# Trimming around eyes



## Pooch (Nov 23, 2010)

Fionn is 5 months old now and while I'm not ready to have him groomed yet I do think he needs a bit of a trim around his eyes. Poor fella, I'm not sure if he can see!! I wondered if this was something I might be able to attempt myself, and if so, are there any suggestions on how to go about it properly?

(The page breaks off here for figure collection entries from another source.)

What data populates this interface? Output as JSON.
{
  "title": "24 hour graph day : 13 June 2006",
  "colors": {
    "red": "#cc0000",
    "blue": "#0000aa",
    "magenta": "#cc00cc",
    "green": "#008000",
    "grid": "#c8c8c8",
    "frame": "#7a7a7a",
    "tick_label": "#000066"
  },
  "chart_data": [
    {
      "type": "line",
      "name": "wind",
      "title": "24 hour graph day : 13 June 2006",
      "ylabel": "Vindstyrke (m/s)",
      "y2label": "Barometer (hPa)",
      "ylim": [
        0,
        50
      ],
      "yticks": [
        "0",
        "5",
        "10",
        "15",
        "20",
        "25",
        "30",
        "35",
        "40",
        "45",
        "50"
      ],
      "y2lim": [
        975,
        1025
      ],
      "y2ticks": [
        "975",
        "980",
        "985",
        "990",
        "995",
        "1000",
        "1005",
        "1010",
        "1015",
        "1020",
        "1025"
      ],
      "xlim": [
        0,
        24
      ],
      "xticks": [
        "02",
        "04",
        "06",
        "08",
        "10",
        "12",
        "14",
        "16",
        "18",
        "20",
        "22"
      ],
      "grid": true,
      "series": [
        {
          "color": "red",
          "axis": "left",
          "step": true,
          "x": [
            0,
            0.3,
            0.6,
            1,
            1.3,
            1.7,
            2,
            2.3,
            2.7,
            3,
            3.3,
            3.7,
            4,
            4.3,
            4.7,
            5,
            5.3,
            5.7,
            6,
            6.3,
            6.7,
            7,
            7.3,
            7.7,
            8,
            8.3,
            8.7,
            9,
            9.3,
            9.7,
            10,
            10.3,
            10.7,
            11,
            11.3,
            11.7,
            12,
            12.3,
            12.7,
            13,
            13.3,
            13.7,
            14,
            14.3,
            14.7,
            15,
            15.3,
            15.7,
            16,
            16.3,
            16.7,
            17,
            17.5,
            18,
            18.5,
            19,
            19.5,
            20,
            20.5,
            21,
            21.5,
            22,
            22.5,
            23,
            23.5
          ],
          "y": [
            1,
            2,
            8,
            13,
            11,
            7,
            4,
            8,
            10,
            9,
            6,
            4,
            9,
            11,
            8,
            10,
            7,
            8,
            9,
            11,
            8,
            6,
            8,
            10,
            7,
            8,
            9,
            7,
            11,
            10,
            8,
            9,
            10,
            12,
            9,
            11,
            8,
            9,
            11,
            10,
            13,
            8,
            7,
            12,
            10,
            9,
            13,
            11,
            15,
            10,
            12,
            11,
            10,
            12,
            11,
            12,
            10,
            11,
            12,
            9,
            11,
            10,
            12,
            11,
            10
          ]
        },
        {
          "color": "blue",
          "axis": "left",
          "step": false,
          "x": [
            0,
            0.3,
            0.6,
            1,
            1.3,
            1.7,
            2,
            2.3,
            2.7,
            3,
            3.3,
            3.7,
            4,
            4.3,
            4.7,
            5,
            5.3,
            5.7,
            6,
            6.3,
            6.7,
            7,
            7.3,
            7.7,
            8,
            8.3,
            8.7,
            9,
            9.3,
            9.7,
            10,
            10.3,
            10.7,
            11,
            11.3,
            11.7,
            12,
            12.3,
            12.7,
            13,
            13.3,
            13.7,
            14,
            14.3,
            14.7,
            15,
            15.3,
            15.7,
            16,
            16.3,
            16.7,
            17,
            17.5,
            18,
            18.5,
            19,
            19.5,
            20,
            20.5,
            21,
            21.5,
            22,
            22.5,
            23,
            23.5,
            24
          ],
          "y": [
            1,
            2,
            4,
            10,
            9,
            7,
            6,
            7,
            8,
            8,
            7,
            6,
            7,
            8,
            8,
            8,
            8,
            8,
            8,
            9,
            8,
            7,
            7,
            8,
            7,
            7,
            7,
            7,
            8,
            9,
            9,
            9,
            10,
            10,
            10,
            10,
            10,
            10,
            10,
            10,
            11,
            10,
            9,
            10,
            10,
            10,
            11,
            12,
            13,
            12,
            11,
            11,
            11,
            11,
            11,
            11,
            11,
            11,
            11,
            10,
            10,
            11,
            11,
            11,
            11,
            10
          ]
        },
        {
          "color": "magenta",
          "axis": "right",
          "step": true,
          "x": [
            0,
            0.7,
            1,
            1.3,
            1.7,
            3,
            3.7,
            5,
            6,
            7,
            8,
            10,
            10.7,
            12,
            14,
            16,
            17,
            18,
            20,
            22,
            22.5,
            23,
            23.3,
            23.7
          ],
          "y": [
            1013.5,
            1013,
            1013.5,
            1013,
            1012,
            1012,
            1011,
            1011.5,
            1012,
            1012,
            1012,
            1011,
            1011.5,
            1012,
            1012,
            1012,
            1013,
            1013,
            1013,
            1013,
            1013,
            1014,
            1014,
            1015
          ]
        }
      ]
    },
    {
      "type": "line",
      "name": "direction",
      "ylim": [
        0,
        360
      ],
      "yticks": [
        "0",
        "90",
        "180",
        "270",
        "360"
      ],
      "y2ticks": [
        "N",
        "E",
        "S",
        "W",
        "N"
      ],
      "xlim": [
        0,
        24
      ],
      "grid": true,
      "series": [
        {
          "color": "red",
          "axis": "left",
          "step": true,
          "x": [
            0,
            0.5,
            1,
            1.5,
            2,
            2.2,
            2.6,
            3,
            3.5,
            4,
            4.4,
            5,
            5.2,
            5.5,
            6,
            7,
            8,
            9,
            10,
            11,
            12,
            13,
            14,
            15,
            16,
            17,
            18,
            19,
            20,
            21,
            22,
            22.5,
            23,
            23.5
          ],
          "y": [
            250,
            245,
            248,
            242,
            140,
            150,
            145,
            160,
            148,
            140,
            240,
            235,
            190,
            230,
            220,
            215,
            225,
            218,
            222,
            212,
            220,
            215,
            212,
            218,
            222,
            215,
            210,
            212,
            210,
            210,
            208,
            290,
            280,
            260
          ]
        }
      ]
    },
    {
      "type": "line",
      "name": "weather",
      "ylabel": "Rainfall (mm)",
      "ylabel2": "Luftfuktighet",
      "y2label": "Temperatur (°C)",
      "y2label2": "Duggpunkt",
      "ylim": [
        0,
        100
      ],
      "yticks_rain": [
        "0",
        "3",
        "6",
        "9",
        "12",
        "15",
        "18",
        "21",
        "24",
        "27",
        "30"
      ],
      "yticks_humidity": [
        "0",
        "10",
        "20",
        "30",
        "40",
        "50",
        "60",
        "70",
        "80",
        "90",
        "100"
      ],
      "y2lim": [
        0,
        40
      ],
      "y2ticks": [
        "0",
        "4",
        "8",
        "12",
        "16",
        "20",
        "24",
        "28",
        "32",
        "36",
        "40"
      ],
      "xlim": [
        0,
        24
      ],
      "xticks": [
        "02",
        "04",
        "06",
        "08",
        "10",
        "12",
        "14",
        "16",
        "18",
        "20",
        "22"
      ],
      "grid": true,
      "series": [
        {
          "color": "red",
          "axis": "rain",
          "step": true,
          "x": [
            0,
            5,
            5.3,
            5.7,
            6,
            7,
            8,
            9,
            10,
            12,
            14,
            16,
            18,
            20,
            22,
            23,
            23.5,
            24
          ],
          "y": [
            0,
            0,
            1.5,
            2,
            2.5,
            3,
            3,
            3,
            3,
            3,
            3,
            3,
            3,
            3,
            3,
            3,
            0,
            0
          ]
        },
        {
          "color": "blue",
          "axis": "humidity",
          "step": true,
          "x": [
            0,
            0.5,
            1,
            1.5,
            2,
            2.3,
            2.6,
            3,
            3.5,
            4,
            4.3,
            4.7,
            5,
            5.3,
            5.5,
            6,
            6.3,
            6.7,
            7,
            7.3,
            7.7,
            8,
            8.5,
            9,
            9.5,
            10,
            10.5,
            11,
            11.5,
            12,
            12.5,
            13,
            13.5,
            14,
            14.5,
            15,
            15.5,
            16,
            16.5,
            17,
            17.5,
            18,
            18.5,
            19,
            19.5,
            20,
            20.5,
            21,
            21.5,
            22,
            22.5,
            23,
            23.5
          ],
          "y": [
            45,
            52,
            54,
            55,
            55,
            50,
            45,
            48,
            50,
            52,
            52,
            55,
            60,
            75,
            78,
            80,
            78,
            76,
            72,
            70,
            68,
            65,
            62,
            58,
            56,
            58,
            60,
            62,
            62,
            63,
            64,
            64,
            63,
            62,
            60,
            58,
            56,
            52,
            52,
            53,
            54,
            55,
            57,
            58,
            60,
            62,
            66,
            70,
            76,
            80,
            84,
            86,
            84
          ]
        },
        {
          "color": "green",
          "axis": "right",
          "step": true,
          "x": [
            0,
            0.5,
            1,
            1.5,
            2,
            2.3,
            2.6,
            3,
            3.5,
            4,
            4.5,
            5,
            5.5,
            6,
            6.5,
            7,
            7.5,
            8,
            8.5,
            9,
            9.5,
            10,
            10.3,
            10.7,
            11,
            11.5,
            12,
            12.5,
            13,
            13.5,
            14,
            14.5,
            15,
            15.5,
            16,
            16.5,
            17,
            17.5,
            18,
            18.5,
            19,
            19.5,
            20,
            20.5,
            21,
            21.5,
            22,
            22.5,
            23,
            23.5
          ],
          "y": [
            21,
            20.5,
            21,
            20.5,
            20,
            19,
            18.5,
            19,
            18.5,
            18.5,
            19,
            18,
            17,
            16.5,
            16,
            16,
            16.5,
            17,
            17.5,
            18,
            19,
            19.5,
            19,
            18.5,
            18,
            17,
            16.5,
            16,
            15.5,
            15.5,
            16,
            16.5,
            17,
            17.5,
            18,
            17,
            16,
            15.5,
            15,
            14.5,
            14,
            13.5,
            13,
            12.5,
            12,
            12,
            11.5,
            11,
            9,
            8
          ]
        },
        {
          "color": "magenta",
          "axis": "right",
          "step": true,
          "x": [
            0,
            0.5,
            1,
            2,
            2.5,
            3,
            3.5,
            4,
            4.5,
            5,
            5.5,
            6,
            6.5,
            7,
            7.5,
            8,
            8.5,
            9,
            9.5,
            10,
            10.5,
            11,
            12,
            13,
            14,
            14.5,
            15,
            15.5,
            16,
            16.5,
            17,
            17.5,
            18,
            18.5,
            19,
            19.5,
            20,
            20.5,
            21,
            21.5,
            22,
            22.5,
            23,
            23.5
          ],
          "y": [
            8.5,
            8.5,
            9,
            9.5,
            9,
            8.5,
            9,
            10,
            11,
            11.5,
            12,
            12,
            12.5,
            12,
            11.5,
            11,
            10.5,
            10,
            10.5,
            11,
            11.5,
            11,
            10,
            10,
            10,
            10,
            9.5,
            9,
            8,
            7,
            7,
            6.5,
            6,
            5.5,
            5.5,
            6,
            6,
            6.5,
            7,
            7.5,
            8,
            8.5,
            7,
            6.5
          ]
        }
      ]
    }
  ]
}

Also, when it does come time to have him groomed, I would love to know any specific instructions I should give the groomer (I recall in one post someone said to specifically ask that his muzzle not be shaved - I would never have thought to specify that). I intend to keep him in a longish puppy cut.

thanks!
Jan


----------



## wynne (Apr 30, 2011)

I tell the groomer to leave the muzzle as well as the ears!


----------



## Suzi (Oct 27, 2010)

I would take in a picture of him as a puppy before his hair got in his eyes and ask to keep his face looking like that. I cut Maddies bangs. First figure out how much you want off. then comb them up.try to only have the bang hair. Then hold it like you are going to put into a pony tail and twist it around and around . Then just cut the amount you had decided off. My friend taught me to do that with my bangs it works the same for dogs.


----------



## Jplatthy (Jan 16, 2011)

You do have to be VERY specific about what you want done and what you do NOT want done......I took a tip from here and I write down EVERYTHING...and then I go over over it with her when I get there point by point..that is what has worked best for me...they will shave faces.....eyebrows....everything.....and even if you do ALL that writing and explaining I think sometimes they think they know what is BEST and do what they want anyways lol.......there are some good posts I think under maybe a grooming link that actually has pics of some bangs that look really good...there is an explanation and pics...good luck.....remember no matter what it DOES grow back....but sometimes a different color lol......


----------



## Kathie (Jul 31, 2008)

Jan, if you're planning to keep Fionn in a puppy clip then you can clip the corners of his eyes a little if you want to keep it up. Otherwise, just let it grow until it gets heavy enough to stay down on its own. I used a little clear lip balm to help keep McGee's out of his eyes. Now his is long enough for a little topknot so I do that.


----------